While awaiting this biopsy I have been much more aware of those doubts and tendencies. Satan is clever but relatively consistent. He always starts with trying to pull me away from others. Just like he approached Eve when she was alone (Gen 3). He knows we are weaker when we're away from other believers, so he makes me try and pull away. When I would tell myself that many people have benign masses, he would remind me that my breast cancer journey was not like anyone else's. No one can relate. He picks at my faith by causing me to doubt whether I really heard from God about not removing my ovaries last year. Just like he asked Eve, "Did God really say..." He does this to get me to doubt whether I can hear God. When He gets me to doubt that, I lose confidence in future decisions that I need to trust God in. He also uses memories I have about other people's problems to make me doubt that God will take care of me. A few of these are, "You were never healed and this will show that", "The naysayers will think they were right", and "You will never be healthy again. You will always be going through some health problems. By  the time you die everyone will just be relieved." Satan is the father of lies and this is his fruit (John 8:44). But he disguises his words as common sense and gives evidence to back them up. If you aren't on guard, you will buy into them.

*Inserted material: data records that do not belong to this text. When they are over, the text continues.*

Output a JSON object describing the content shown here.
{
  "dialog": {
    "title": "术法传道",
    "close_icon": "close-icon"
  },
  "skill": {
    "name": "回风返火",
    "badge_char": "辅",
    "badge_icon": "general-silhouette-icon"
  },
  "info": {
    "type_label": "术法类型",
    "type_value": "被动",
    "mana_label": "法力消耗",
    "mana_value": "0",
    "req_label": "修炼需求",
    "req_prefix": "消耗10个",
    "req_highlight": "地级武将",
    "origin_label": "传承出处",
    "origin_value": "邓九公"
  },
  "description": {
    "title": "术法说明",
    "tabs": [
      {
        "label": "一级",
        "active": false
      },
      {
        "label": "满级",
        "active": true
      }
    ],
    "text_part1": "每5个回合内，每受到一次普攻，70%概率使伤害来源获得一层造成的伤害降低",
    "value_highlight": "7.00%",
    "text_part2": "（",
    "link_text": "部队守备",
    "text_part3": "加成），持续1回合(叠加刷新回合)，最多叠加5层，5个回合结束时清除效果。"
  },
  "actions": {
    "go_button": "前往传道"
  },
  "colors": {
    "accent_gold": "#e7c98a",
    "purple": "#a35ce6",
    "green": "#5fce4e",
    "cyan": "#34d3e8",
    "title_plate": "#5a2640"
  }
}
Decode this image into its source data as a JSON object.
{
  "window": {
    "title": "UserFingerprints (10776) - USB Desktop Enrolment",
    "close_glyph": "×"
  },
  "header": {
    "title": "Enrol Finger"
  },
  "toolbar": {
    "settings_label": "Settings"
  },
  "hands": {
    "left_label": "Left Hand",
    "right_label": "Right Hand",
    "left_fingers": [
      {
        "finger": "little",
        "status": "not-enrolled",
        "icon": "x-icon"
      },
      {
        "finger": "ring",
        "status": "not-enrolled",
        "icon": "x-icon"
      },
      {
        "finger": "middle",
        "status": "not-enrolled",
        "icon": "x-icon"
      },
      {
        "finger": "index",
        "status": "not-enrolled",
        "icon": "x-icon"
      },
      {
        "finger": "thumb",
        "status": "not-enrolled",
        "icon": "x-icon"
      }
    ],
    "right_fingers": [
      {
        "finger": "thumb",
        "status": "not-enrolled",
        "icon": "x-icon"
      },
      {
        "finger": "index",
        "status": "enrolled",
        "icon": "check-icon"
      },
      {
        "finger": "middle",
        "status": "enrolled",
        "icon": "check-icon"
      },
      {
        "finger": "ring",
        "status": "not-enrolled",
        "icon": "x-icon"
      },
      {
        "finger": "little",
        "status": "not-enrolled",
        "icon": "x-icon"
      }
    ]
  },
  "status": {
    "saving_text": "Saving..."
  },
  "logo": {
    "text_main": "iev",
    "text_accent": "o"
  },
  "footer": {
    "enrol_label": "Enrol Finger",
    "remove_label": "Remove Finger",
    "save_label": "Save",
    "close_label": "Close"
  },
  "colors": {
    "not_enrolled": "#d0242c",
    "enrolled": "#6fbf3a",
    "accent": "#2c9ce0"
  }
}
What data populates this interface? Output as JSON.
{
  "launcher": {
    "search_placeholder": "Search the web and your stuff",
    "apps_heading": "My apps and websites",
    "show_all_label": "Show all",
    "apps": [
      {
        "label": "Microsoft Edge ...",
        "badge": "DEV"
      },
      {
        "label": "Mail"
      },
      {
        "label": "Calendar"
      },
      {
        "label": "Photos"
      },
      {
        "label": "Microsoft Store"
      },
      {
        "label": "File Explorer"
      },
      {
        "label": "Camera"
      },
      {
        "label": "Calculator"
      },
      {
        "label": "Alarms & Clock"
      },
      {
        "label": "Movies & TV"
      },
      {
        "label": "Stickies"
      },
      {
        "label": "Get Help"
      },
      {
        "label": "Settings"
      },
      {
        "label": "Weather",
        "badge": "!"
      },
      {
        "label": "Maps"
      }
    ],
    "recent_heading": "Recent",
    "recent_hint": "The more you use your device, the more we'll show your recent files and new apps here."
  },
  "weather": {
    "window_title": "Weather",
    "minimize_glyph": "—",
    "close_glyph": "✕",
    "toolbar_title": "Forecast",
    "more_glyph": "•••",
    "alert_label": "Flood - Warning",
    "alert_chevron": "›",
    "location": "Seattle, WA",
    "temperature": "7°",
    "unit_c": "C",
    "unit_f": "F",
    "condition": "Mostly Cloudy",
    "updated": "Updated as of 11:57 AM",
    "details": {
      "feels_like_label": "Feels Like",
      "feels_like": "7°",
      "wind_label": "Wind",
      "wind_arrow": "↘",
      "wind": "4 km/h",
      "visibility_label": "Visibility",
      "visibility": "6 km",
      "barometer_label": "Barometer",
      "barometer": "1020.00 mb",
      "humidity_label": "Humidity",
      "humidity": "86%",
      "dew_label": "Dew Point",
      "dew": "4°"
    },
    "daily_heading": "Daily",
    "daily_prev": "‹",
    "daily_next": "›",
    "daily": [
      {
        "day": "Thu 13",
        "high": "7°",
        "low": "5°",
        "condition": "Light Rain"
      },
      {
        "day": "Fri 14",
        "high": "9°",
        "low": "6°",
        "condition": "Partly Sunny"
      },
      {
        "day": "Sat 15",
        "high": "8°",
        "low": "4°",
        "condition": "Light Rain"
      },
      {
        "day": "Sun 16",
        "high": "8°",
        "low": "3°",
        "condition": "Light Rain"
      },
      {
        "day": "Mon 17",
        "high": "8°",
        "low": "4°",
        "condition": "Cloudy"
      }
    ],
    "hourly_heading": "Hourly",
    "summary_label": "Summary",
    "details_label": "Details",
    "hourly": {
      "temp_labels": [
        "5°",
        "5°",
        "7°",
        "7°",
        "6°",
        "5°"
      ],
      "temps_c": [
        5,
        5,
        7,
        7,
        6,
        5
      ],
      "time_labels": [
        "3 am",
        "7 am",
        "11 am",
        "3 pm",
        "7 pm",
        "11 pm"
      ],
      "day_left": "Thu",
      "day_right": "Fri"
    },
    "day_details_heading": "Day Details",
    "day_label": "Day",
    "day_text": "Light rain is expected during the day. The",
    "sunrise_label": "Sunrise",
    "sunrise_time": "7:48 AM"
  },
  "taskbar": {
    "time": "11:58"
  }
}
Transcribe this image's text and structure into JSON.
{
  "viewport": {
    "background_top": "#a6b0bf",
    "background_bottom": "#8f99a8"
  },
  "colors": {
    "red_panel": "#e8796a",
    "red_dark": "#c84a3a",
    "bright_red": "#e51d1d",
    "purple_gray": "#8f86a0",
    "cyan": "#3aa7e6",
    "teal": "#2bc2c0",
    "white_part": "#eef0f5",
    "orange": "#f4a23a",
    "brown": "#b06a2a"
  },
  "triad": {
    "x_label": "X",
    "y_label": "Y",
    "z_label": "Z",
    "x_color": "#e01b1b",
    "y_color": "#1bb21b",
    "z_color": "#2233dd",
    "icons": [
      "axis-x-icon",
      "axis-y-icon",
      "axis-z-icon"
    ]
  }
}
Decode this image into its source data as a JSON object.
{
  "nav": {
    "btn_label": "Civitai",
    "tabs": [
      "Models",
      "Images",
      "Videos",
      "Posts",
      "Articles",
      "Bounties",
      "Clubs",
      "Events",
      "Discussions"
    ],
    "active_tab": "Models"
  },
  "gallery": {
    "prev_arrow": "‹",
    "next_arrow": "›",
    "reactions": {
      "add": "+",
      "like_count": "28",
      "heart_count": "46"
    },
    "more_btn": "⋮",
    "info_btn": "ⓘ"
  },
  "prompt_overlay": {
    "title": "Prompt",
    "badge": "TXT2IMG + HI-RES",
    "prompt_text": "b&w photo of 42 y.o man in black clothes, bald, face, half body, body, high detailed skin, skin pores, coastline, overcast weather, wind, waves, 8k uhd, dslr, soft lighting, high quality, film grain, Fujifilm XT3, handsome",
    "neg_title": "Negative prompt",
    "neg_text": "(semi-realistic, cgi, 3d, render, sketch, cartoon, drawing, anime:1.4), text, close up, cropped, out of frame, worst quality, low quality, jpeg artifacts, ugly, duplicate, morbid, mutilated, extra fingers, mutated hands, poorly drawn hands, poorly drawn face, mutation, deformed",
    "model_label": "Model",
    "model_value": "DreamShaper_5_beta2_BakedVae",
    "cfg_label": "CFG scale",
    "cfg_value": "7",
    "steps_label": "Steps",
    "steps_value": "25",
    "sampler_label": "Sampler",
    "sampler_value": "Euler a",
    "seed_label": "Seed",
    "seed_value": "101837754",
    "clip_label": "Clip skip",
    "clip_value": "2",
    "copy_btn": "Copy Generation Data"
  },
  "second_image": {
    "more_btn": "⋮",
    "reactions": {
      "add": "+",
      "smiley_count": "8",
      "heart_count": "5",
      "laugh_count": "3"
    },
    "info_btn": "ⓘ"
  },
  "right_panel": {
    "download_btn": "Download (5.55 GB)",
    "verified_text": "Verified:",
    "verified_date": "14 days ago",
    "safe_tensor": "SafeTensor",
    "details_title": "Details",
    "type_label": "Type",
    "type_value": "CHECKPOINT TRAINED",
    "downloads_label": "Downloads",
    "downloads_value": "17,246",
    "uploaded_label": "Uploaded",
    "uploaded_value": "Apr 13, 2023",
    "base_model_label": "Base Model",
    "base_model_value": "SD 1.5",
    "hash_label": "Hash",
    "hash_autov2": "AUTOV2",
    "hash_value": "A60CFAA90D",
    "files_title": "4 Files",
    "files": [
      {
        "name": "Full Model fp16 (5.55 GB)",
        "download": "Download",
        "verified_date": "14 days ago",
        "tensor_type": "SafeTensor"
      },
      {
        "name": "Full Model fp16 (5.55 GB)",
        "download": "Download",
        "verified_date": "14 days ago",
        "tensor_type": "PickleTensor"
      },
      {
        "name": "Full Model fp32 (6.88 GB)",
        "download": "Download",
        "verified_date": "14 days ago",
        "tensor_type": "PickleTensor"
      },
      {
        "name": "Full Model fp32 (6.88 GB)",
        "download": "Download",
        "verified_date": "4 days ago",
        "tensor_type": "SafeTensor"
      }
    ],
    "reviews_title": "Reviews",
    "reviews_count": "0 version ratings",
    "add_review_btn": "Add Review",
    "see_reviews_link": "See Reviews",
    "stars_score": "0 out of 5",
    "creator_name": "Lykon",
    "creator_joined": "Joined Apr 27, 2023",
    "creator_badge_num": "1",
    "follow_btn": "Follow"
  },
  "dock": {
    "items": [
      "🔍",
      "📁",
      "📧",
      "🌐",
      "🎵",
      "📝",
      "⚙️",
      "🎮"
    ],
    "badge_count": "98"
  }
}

This time around I have been much more aware of the damage it does to everyone around me when I fall for this nonsense. It keeps me from being the best wife, mother, and friend I can be because I'm distracted by fear. So early on, I started rejecting those fears instead of letting myself consider them. The more I refused to indulge them, the less they came. Now I sit here, just one full day before surgery, with no anxiety at all. I am filled with peace and faith. I know God will take care of me and I completely trust that this is not cancer, and that He has a great plan for this. I am actually excited to get this surgery under my belt and see what amazing things He brings out of it. 

Romans 8:9, "You, however, are controlled not by the sinful nature but by the Spirit, if the Spirit of God lives in you. And if anyone does not have the Spirit of Christ, he does not belong to Christ. "

1 Peter 5:10, "But may the God of all grace, who called you to His eternal glory by Christ Jesus, after you have suffered a little while, perfect, establish, strengthen and settle you."